Repubblica 13.10.15
La scrittrice Elif Shafaz
Questo governo ci ha divisi. Le elezioni sono il banco di prova
NON RIESCO a smettere di piangere, mentre poco alla volta sono resi noti i nomi delle vittime. È un periodo di profondo dolore e cordoglio. Sono scossa da sentimenti di tristezza e rabbia, frustrazione e disperazione. Al tempo stesso, so che dobbiamo farci sentire, oggi più che mai. Non possiamo restare in silenzio. Alcune persone sono state uccise perché credevano nella pace e nella democrazia. Credevano nella possibilità di una coesistenza pacifica tra turchi e curdi. Da adesso in poi dobbiamo sentirci ancor più impegnati nei confronti della pace e della democrazia. Il magnifico popolo turco merita un futuro migliore.
La società civile ha reagito immediatamente. Studenti, attivisti, Ong, professionisti, l’ambiente imprenditoriale, i media… La gente è sconvolta. Ma è anche molto arrabbiata. Tanti sono insoddisfatti del governo. Dopo le elezioni di giugno c’era stato un certo ottimismo, quando quattro partiti sono riusciti a entrare in parlamento. È stata un’occasione d’oro per dar vita a una democrazia pluralista e a un nuovo inizio. Per la prima volta in molti anni, l’Akp ha perso la sua schiacciante maggioranza. Ma non si è formata una coalizione. Tutti sanno che l’Akp e il presidente Erdogan in particolare non hanno esercitato pressioni a sufficienza per far nascere una coalizione. Al contrario: hanno voluto indire un’altra elezione così da aumentare i voti a loro favore. Volevano avere un numero maggiore di rappresentanti in parlamento per cambiare la Costituzione e introdurre un sistema presidenziale. E così, a pochi mesi da quelle elezioni, la Turchia adesso deve tornare alle urne. L’economia ne ha risentito gravemente, la società si è polarizzata ancora di più, e le violenze e le tensioni sono aumentate in modo esponenziale. Dalle elezioni di giugno hanno perso la vita 700 persone. Di sicuro, la Turchia non aveva bisogno di elezioni così presto. In tutto il mondo il banco di prova dei governi è il modo col quale reagiscono a una crisi, a una tragedia, al terrorismo. La risposta del governo turco non è adeguata. Il governo non potrà unire la popolazione, perché si è estraniato da metà società. Il presidente non potrà unire la popolazione perché è un personaggio politico che crea divisione. Dopo gli attentati, alcuni membri dell’Akp hanno scritto tweet preoccupanti, i ministri hanno detto che non c’era stato alcun fallimento della sicurezza. Come possono dire una cosa del genere, dopo che sono state massacrate oltre cento persone? Ci sono stati eccome, fallimenti della sicurezza.

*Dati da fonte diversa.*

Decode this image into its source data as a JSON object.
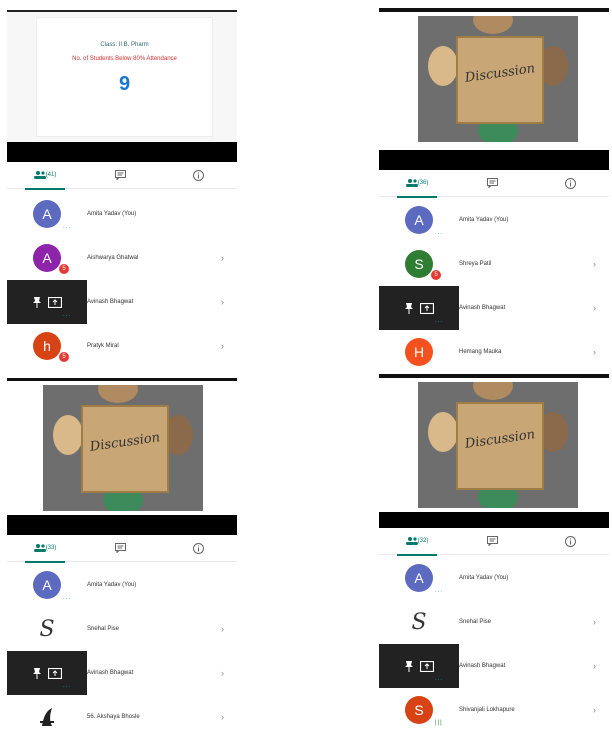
{
  "panels": [
    {
      "slide": {
        "class_line": "Class: II B. Pharm",
        "heading": "No. of Students Below 80% Attendance",
        "value": "9"
      },
      "tabs": {
        "people_count": "(41)"
      },
      "participants": [
        {
          "initial": "A",
          "color": "#5c6bc0",
          "name": "Amita Yadav (You)",
          "badge": "",
          "dots": "...",
          "chevron": ""
        },
        {
          "initial": "A",
          "color": "#8e24aa",
          "name": "Aishwarya Ghatwal",
          "badge": "5",
          "dots": "",
          "chevron": "›"
        },
        {
          "initial": "",
          "color": "#222222",
          "name": "Avinash Bhagwat",
          "badge": "",
          "dots": "...",
          "chevron": "›",
          "presenting": true
        },
        {
          "initial": "h",
          "color": "#d84315",
          "name": "Pratyk Miral",
          "badge": "5",
          "dots": "",
          "chevron": "›"
        }
      ]
    },
    {
      "photo": {
        "label": "Discussion"
      },
      "tabs": {
        "people_count": "(36)"
      },
      "participants": [
        {
          "initial": "A",
          "color": "#5c6bc0",
          "name": "Amita Yadav (You)",
          "badge": "",
          "dots": "...",
          "chevron": ""
        },
        {
          "initial": "S",
          "color": "#2e7d32",
          "name": "Shreya Patil",
          "badge": "5",
          "dots": "",
          "chevron": "›"
        },
        {
          "initial": "",
          "color": "#222222",
          "name": "Avinash Bhagwat",
          "badge": "",
          "dots": "...",
          "chevron": "›",
          "presenting": true
        },
        {
          "initial": "H",
          "color": "#f4511e",
          "name": "Hemang Mauka",
          "badge": "",
          "dots": "",
          "chevron": "›"
        }
      ]
    },
    {
      "photo": {
        "label": "Discussion"
      },
      "tabs": {
        "people_count": "(33)"
      },
      "participants": [
        {
          "initial": "A",
          "color": "#5c6bc0",
          "name": "Amita Yadav (You)",
          "badge": "",
          "dots": "...",
          "chevron": ""
        },
        {
          "initial": "S",
          "color": "script",
          "name": "Snehal Pise",
          "badge": "",
          "dots": "",
          "chevron": "›"
        },
        {
          "initial": "",
          "color": "#222222",
          "name": "Avinash Bhagwat",
          "badge": "",
          "dots": "...",
          "chevron": "›",
          "presenting": true
        },
        {
          "initial": "",
          "color": "icon",
          "name": "56. Akshaya Bhosle",
          "badge": "",
          "dots": "",
          "chevron": "›"
        }
      ]
    },
    {
      "photo": {
        "label": "Discussion"
      },
      "tabs": {
        "people_count": "(32)"
      },
      "participants": [
        {
          "initial": "A",
          "color": "#5c6bc0",
          "name": "Amita Yadav (You)",
          "badge": "",
          "dots": "...",
          "chevron": ""
        },
        {
          "initial": "S",
          "color": "script",
          "name": "Snehal Pise",
          "badge": "",
          "dots": "",
          "chevron": "›"
        },
        {
          "initial": "",
          "color": "#222222",
          "name": "Avinash Bhagwat",
          "badge": "",
          "dots": "...",
          "chevron": "›",
          "presenting": true
        },
        {
          "initial": "S",
          "color": "#d84315",
          "name": "Shivanjali Lokhapure",
          "badge": "",
          "dots": "|||",
          "chevron": "›"
        }
      ]
    }
  ]
}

La Turchia è un paese profondamente diviso e il massacro di Ankara non farà che esacerbare la polarizzazione. C’è un’alta percentuale che sostiene Erdogan e continuerà a farlo. Ma c’è una percentuale ancora maggiore di gente alienata, delusa, ferita e sempre più insoddisfatta. È impossibile ora ricomporre questo divario. La paura genererà altra paura. La violenza genererà altra violenza. La vendetta porterà ad altra vendetta. È un circolo vizioso dal quale dobbiamo prendere le distanze. Invece di coesistenza e pace, è diventato normale parlare con un linguaggio politico aggressivo. Non appena leviamo qualche critica ci accusano di essere «traditori».
Come può fiorire la democrazia se non ci sono pluralità di voci e libertà di espressione? Sono molto pessimista se osservo i politici turchi. Sono più ottimista se penso ai giovani, alle donne, alle minoranze e alla società civile. Le libertà sono state decimate. I media filogovernativi continuano ad attaccare chiunque. In televisione intimidiscono chi esterna una critica. I veri giornalisti sono messi a tacere o uccisi, perdono il loro posto di lavoro, sono citati in tribunale, portati in giudizio, aggrediti e picchiati per strada da malviventi. L’unico modo per uscire dal tunnel è con la democrazia e la pace.